An 18-year-old Kentucky Catholic high school student is losing his current lawsuit against the Northern Kentucky Health Department. Jerome Kunkel, who is unvaccinated, sued the health department to allow him back into Our Lady of Assumption Academy in Walton and extracurricular activities after an outbreak of chickenpox hit the school. According to Ars Technica, a judge ruled on Tuesday that Kunkel could not attend Assumption because the health department was well within its lawful rights to try to stem the outbreak that had spread to almost 13 percent of the school’s population between the first weeks of February and the first weeks of March.
Jerome’s father, Bill Kunkel, told the Washington Post, “This is tyranny against our religion, our faith, our country.” Kunkel’s religious basis for his argument is that the cells from which the vaccine was derived over 50 years ago came from a 14-week-old fetus. According to him, this makes the vaccine itself immoral, and against his Catholic beliefs.
As Ars Technica correctly points out, the Catholic church has issued a clear ruling on how Catholics should ethically approach chickenpox vaccinations. The ruling finds that one should see if an alternative vaccination exists—one not created via cells from an aborted fetus— and that “the need to contest so that others may be prepared must be reaffirmed, as should be the lawfulness of using the former in the meantime insomuch as is necessary in order to avoid a serious risk not only for one's own children but also, and perhaps more specifically, for the health conditions of the population as a whole - especially for pregnant women.”

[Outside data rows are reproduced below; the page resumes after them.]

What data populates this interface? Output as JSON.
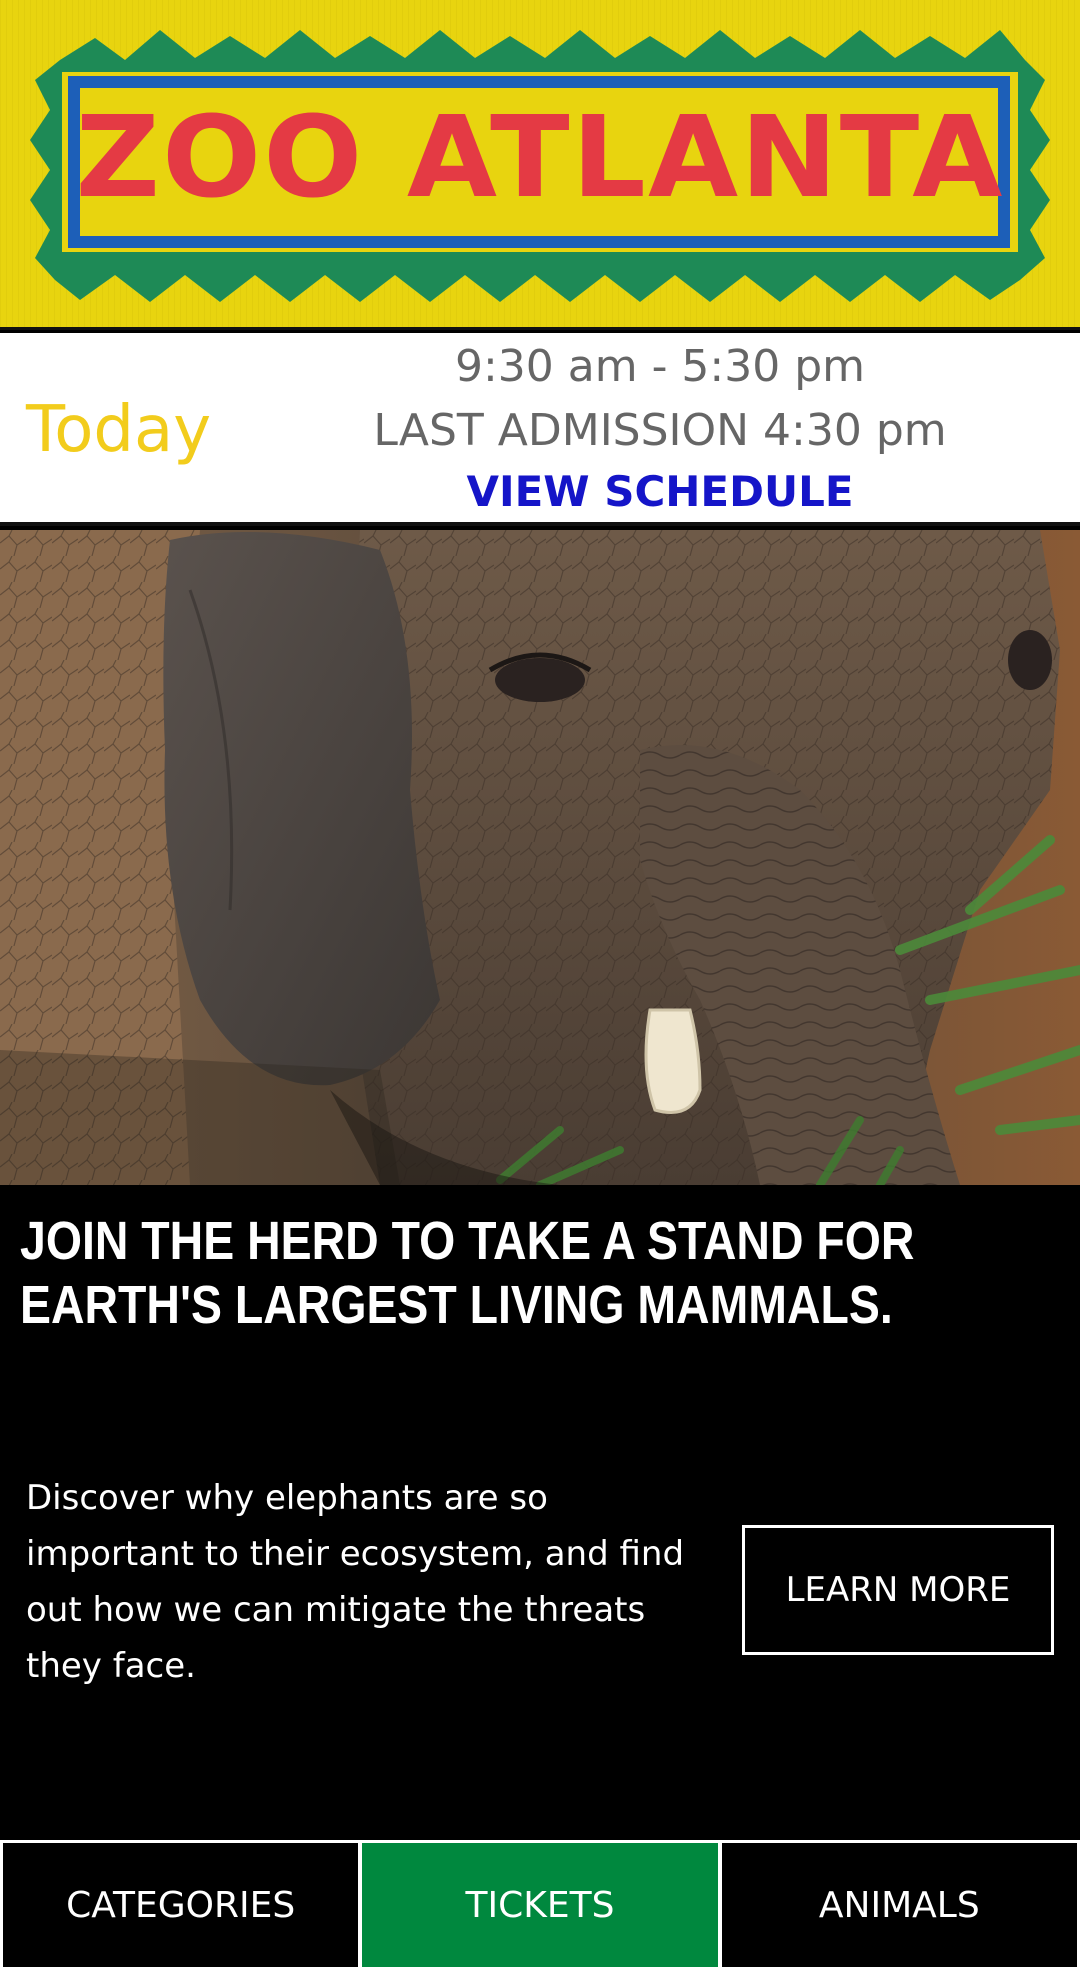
{
  "logo": {
    "text": "ZOO ATLANTA",
    "colors": {
      "background": "#e8d40f",
      "zigzag": "#1e8a56",
      "frame": "#1d5fb8",
      "text": "#e43a44"
    }
  },
  "hours": {
    "today_label": "Today",
    "time_range": "9:30 am - 5:30 pm",
    "last_admission": "LAST ADMISSION 4:30 pm",
    "view_schedule": "VIEW SCHEDULE",
    "colors": {
      "today": "#f2cc1c",
      "link": "#1515c8"
    }
  },
  "hero": {
    "image_subject": "elephant-photo"
  },
  "promo": {
    "headline": "JOIN THE HERD TO TAKE A STAND FOR EARTH'S LARGEST LIVING MAMMALS.",
    "body": "Discover why elephants are so important to their ecosystem, and find out how we can mitigate the threats they face.",
    "button_label": "LEARN MORE"
  },
  "bottom_nav": {
    "tabs": [
      {
        "label": "CATEGORIES",
        "active": false
      },
      {
        "label": "TICKETS",
        "active": true
      },
      {
        "label": "ANIMALS",
        "active": false
      }
    ],
    "active_color": "#00883e"
  }
}
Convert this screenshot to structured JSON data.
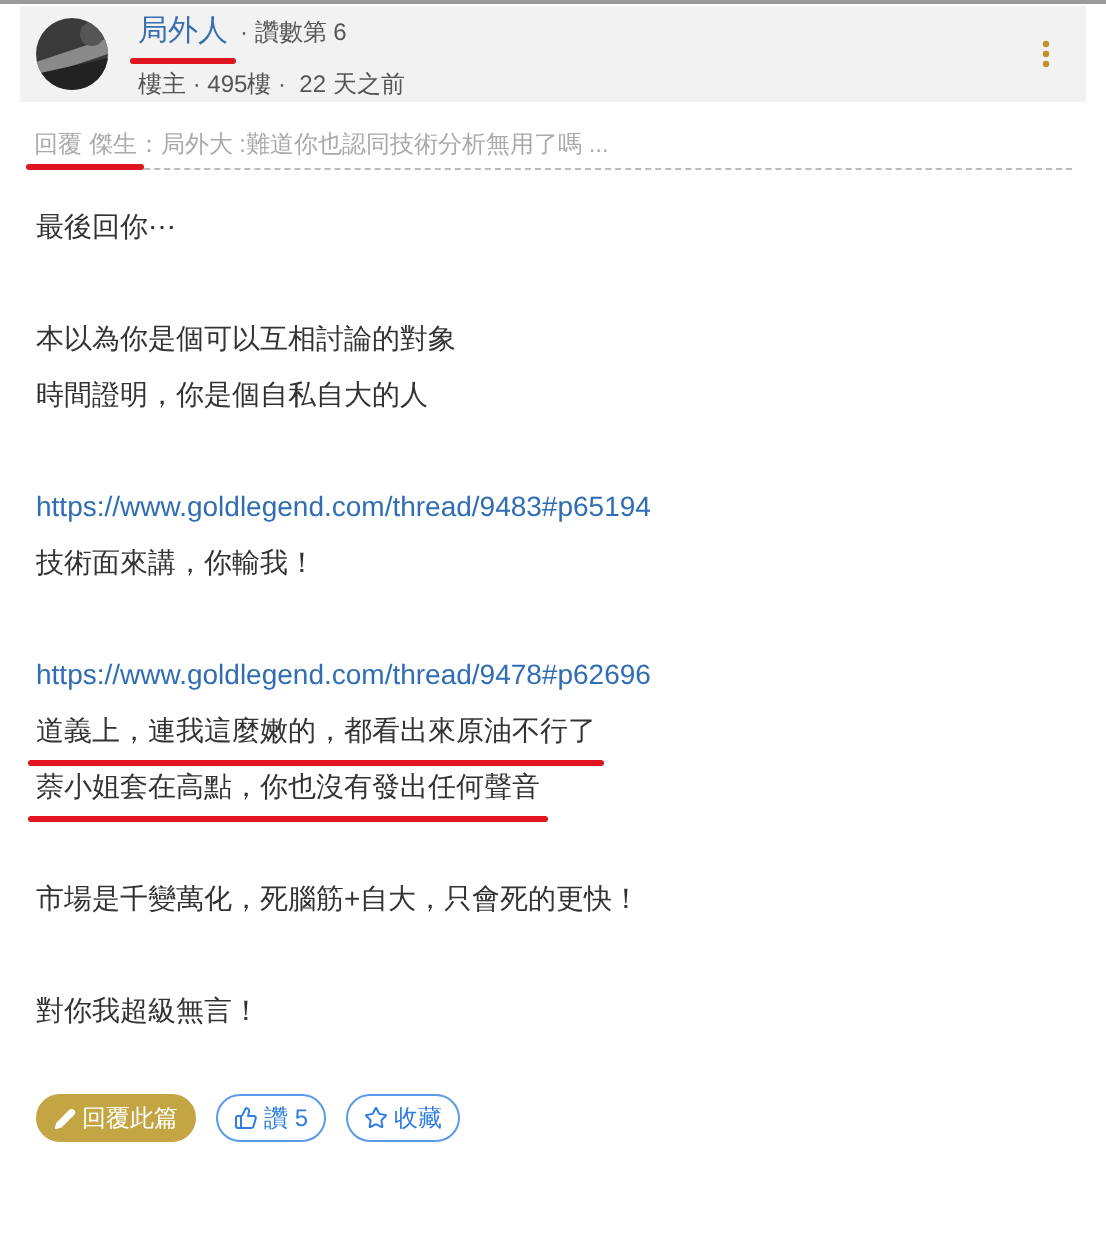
{
  "post": {
    "author": "局外人",
    "author_underlined": true,
    "meta_top": "· 讚數第 6",
    "meta_bottom": "樓主 · 495樓 ·  22 天之前"
  },
  "reply_to": {
    "label": "回覆 傑生",
    "label_underlined": true,
    "quote": "：局外大 :難道你也認同技術分析無用了嗎 ..."
  },
  "blocks": [
    [
      {
        "kind": "text",
        "text": "最後回你⋯",
        "underlined": false
      }
    ],
    [
      {
        "kind": "text",
        "text": "本以為你是個可以互相討論的對象",
        "underlined": false
      },
      {
        "kind": "text",
        "text": "時間證明，你是個自私自大的人",
        "underlined": false
      }
    ],
    [
      {
        "kind": "link",
        "text": "https://www.goldlegend.com/thread/9483#p65194",
        "underlined": false
      },
      {
        "kind": "text",
        "text": "技術面來講，你輸我！",
        "underlined": false
      }
    ],
    [
      {
        "kind": "link",
        "text": "https://www.goldlegend.com/thread/9478#p62696",
        "underlined": false
      },
      {
        "kind": "text",
        "text": "道義上，連我這麼嫩的，都看出來原油不行了",
        "underlined": true
      },
      {
        "kind": "text",
        "text": "萘小姐套在高點，你也沒有發出任何聲音",
        "underlined": true
      }
    ],
    [
      {
        "kind": "text",
        "text": "市場是千變萬化，死腦筋+自大，只會死的更快！",
        "underlined": false
      }
    ],
    [
      {
        "kind": "text",
        "text": "對你我超級無言！",
        "underlined": false
      }
    ]
  ],
  "actions": [
    {
      "kind": "reply",
      "label": "回覆此篇"
    },
    {
      "kind": "like",
      "label": "讚 5"
    },
    {
      "kind": "favorite",
      "label": "收藏"
    }
  ]
}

When the Washington Post asked Bill Kunkel if he knew what the Catholic Church said about vaccinations such as the one against chickenpox, he said, “That doesn’t mean nothing to me. I follow the laws of the Church, and I know what’s right and wrong.” This is an interesting thing to say, because it’s sounding like Bill Kunkel is less a Catholic and more a member of the Church of Things Bill Kunkel Believes on his Own. That’s fine, I guess, but you’ll need to change your religious affiliation, get your new religion set up, and then argue about your “freedom of religion.”
This is the second such lawsuit in as many months. A group of New York families sued Rockland County Health Department officials over much the same—and were denied by a judge. Public health over private delusions. The reason that vaccinations were pursued and created against diseases like chickenpox, measles, mumps, and rubella is how infectious they are and how quickly they can permeate communities.